Bonus Tip #2 – Be as aerodynamic as possible: keep windows up and sunroof closed. Your used Honda is going to get its best mileage when it’s as aerodynamic as possible. Having your windows open will increase the drag on your car, thus reducing its gas mileage by 10% so keep windows closed when traveling at high speeds.
Bonus Tip #3 – Avoid prolonged warming of the engine: Even on cold mornings 30-45 seconds is plenty of time.
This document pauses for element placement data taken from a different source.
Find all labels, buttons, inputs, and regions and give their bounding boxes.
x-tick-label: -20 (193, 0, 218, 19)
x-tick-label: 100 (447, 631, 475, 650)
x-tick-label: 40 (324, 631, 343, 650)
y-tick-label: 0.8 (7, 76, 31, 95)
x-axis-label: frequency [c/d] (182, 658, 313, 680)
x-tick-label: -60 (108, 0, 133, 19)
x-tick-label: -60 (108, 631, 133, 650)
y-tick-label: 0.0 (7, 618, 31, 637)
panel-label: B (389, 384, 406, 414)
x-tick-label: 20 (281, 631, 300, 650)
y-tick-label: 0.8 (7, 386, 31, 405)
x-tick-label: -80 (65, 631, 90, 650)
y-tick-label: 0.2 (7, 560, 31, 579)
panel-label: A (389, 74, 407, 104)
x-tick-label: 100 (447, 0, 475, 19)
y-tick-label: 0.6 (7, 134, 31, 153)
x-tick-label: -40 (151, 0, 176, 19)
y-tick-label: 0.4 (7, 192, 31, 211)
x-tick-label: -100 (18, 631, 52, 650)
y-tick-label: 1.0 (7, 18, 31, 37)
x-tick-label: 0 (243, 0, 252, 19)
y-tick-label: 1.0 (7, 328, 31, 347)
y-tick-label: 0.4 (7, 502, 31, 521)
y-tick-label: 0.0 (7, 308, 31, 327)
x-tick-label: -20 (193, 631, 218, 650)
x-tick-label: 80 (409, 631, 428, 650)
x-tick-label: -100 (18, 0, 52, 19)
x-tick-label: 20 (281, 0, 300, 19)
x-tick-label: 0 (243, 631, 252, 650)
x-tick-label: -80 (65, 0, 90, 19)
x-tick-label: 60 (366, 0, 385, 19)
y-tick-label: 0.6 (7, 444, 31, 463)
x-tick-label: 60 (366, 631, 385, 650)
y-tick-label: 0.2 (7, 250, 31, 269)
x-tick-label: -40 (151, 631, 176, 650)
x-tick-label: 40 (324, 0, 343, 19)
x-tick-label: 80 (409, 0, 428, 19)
Bonus Tip #4 – Inspect suspension and chassis parts for occasional misalignment: Bent wheels, axles, bad shocks, broken springs, etc. create engine drag and are unsafe at high traveling speeds.
Bonus Tip #5 – Use your vehicle’s air conditioner sparingly: Auto air conditioners can reduce fuel economy by 10% to 20% heater fan, power windows and seats increase engine load. The more load on your engine, the fewer miles per gallon. Try opening the windows at low speeds or the fresh air vents to cool your vehicle.